What does kurtosis measure (not the shape of the distribution).

The distribution of a set of values can be quantified by the skewness (which measures asymmetry) and kurtosis. What does kurtosis measure? It is often said that is quantifies the shape of the peak of the  distribution or the peakedness of the distribution, but Westfall has persuasively demonstrated that this is not true(1).

Understanding how kurtosis is computed can help you understand what it means. These steps compute the kurtosis of a set of values:

  1. Subtract the sample mean from each value,  The result will be positive for values greater than the mean, negative for values that are smaller than the mean, and zero for values that exactly equal the mean.
  2. Divide each of the differences computed in step 1 by the standard deviation of the values. These ratios (the difference between each value and the mean divided by the standard deviation) are called z ratios.

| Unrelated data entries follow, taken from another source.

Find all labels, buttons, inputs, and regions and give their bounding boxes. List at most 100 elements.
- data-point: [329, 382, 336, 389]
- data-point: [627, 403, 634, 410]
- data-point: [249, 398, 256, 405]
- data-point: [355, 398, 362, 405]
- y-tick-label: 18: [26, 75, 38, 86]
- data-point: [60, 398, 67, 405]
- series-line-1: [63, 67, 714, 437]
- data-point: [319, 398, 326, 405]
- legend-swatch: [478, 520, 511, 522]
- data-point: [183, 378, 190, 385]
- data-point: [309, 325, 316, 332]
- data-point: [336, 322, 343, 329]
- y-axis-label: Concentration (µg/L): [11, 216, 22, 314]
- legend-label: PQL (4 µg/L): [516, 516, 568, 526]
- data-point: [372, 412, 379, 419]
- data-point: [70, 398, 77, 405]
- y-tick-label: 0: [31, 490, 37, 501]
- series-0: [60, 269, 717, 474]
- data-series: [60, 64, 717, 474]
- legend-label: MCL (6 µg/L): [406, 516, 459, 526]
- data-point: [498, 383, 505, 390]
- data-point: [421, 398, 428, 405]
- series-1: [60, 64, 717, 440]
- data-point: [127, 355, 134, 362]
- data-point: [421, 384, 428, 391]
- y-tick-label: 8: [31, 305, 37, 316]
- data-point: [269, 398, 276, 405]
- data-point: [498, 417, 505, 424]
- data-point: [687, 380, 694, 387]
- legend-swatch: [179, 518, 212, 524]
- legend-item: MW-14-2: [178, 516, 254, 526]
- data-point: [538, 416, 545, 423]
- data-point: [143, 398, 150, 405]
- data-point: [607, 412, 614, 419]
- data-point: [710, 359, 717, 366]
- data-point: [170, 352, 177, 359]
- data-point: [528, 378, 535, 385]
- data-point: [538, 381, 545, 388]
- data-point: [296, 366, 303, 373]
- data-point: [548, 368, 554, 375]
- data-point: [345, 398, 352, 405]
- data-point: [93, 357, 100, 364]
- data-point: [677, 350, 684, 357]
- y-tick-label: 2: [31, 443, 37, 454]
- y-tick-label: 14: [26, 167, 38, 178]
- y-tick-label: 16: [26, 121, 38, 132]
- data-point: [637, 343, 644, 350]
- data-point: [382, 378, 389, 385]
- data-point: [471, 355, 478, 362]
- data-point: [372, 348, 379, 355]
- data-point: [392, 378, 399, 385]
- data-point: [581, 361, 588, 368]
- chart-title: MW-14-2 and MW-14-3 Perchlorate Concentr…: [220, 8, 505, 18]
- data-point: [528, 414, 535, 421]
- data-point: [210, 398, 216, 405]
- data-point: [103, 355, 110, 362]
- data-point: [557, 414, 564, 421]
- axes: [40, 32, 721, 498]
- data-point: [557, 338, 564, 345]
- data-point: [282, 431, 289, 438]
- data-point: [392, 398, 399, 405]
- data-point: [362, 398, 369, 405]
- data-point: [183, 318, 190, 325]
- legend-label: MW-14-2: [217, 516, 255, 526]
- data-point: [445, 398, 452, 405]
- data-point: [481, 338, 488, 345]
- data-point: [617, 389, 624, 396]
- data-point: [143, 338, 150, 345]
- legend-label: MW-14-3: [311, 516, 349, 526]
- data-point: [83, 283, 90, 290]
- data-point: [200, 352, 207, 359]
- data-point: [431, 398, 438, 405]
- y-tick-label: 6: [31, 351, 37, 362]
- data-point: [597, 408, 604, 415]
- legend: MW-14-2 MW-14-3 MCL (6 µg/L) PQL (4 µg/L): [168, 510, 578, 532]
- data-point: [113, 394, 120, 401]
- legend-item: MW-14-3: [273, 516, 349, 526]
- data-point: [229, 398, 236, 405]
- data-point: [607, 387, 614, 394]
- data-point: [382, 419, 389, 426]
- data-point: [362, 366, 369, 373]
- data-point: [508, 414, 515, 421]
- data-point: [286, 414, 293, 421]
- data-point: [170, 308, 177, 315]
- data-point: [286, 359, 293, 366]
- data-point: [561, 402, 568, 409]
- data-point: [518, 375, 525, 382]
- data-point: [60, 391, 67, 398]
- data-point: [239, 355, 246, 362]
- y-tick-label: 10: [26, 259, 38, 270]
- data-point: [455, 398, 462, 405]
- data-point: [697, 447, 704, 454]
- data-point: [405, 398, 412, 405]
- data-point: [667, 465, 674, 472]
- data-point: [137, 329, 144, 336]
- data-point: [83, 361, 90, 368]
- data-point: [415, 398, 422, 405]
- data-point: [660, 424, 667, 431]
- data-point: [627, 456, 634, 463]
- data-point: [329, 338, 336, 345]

By definition, the average of these values is zero and their standard deviation is 1. 
  3. For each value, compute z4. In case that doesn't render well, that is z to the fourth power.  All these values are positive. 
  4. Average that list of values  by dividing the sum of those values by n-1, where n is the number of values in the sample. Why n-1 rather than n? For the same reason that n-1 is used when computing the standard deviation. 
  5. With a Gaussian distribution, you expect that average to equal 3. Therefore, subtract 3 from that average Gaussian data are expected to have a kurtosis of 0. ?This value is sometimes called the excess kurtosis.

Because the z values are taken to the fourth power, only large z values (so only values far from the mean) have a big impact on the kurtosis. If one value has a z value of 1 and another has a z value of 2, the second value will have 16 times more impact on the kurtosis (because 2 to the fourth power is 16). If one value has a z value of 1 and another has a z value of 3 (so is three times further from the mean), the second value will have 81 times more impact on the kurtosis (because 3 to the fourth power is 81). Accordingly, values near the mean (especially those less than one SD from the mean) have very little impact on the kurtosis, while values far from the mean have a huge impact. For this reason, the kurtosis does not quantify peakedness and does not really quantify the shape of the bulk of the distribution. Rather kurtosis quantifies the overall impact of points far from the mean. 

1.    Westfall PH. Kurtosis as Peakedness, 1905–2014. R.I.P. The American Statistician. 2014 Aug 11;68(3):191–5.